Imagine searching for a specific scene in a movie, not by remembering its title or actors, but by describing the action itself. This is the essence of content-based video retrieval (CBVR), a technique that searches for a video based on what’s inside it, rather than relying solely on manually assigned labels. Unlike traditional methods, which can be time-consuming, error-prone, and struggle with vast datasets, CBVR offers a more efficient and accurate approach. Our proposed system leverages the strong capability of deep learning, a subset of artificial intelligence, to analyse videos and extract their key characteristics. This process occurs in two stages: offline and online. Through the first stage, important features are extracted from all videos in the dataset and stored for future use. When a user submits a query video, its features are extracted in real-time (online) and compared to the stored features of all videos. The videos with features most similar to the query, essentially those with the “closest match” are then presented to the user. To capture the full essence of a video, our system employs a two-stream neural network architecture. This innovative approach allows us to extract both temporal features, which capture the changes and motion patterns within the video (think: someone running or jumping), and spatial features, which pivot about the static visual content of each individual frame (think: the objects and scene depicted).By utilizing a pre-trained neural network called ResNet-60, our system benefits from existing knowledge and can efficiently extract meaningful features from videos. To evaluate its effectiveness, we tested our system on the UCF101 dataset, a widely used benchmark consisting of 101  categorized videos. Our approach obtained accuracy 93,7\% for top 5 retrieval and 95.95\% for top 10 retrieval. The outcomes illustrate that our approach obtains superior accuracy compared to other state-of-the-art video retrieval methods.

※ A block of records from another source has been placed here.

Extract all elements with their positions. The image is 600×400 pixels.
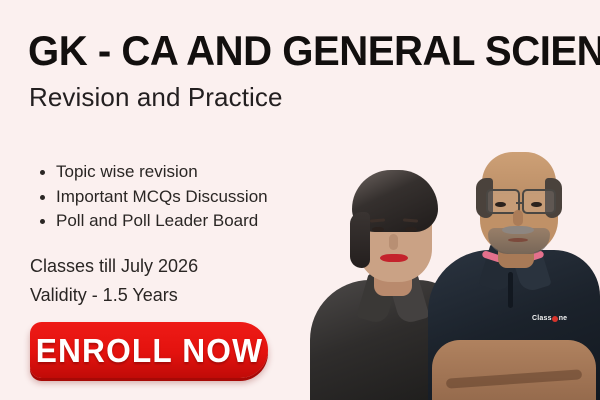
male-nose — [513, 210, 523, 226]
feature-list: Topic wise revision Important MCQs Discu… — [34, 160, 268, 234]
female-hair-side — [350, 212, 370, 268]
female-nose — [389, 234, 398, 250]
logo-text-class: Class — [532, 315, 552, 322]
female-lips — [380, 254, 408, 262]
eyeglasses-bridge — [516, 202, 524, 204]
instructor-photos: Class ne — [300, 0, 600, 400]
classes-duration-text: Classes till July 2026 — [30, 252, 198, 281]
male-eye-right — [531, 202, 542, 207]
validity-text: Validity - 1.5 Years — [30, 281, 198, 310]
banner-subtitle: Revision and Practice — [29, 82, 283, 113]
female-eye-left — [372, 227, 384, 232]
male-mustache — [502, 226, 534, 234]
list-item: Important MCQs Discussion — [56, 185, 268, 210]
logo-text-one: ne — [559, 315, 568, 322]
list-item: Poll and Poll Leader Board — [56, 209, 268, 234]
male-eye-left — [495, 202, 506, 207]
male-shirt-placket — [508, 272, 513, 308]
enroll-now-button[interactable]: ENROLL NOW — [30, 322, 268, 378]
male-mouth — [508, 238, 528, 242]
classone-logo: Class ne — [532, 315, 567, 322]
female-eye-right — [405, 227, 417, 232]
logo-mark-icon — [552, 316, 558, 322]
course-promo-banner: GK - CA AND GENERAL SCIENCE Revision and… — [0, 0, 600, 400]
enroll-now-label: ENROLL NOW — [35, 334, 262, 367]
instructor-male-photo: Class ne — [428, 122, 600, 400]
list-item: Topic wise revision — [56, 160, 268, 185]
course-details: Classes till July 2026 Validity - 1.5 Ye… — [30, 252, 198, 310]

Explanation  in Layperson’s Terms:

Most of video searching platforms relay on meta data attached to video to search and retrieve videos. For example you tube utilize video name description attached to video while uploading. How ever this approach is time consuming, error prone, and need human intervention. Our proposed CBVR system aims to retrieve videos based on content of video similarity rather than meta tags. Proposed article utilized pre trained Deep neural network particularly ResNet-50 a convolutional neural network with residual skip connections to learn video representation by employing LBP representation and Temporal map of the video.

Practical Implementation and Social Implications

The research focus on CBVR a technique that enables users to search videos based on content rather than meta tags. It has many practical implementations in various industries, such as Surveillance and security (like to search large surveillance feed particular incident), Health care and medical imagining(where doctor retrieve similar medical video for faster diagnosis), Education , Entertainment.

The research has significant social implications such as Improved accessibility to information, enhanced public safety, Advancing ai in daily lifes. Using this system in smart cities and digital systems.

Collaborations

Experiments are conducted on publicly available Dataset on DGX-1 server available at our university premises. In future we may plan to collaborate with local authorities for real time video feed to enhance proposed method capabilities.

Future Research Plans

Further in to research our plan is to propose a robust system that can be scaled and applied to all scenarios of videos may it be Medical videos, Education. Further proposed method is supervised approach, we want to explore unsupervised methods to generalize video retrieval.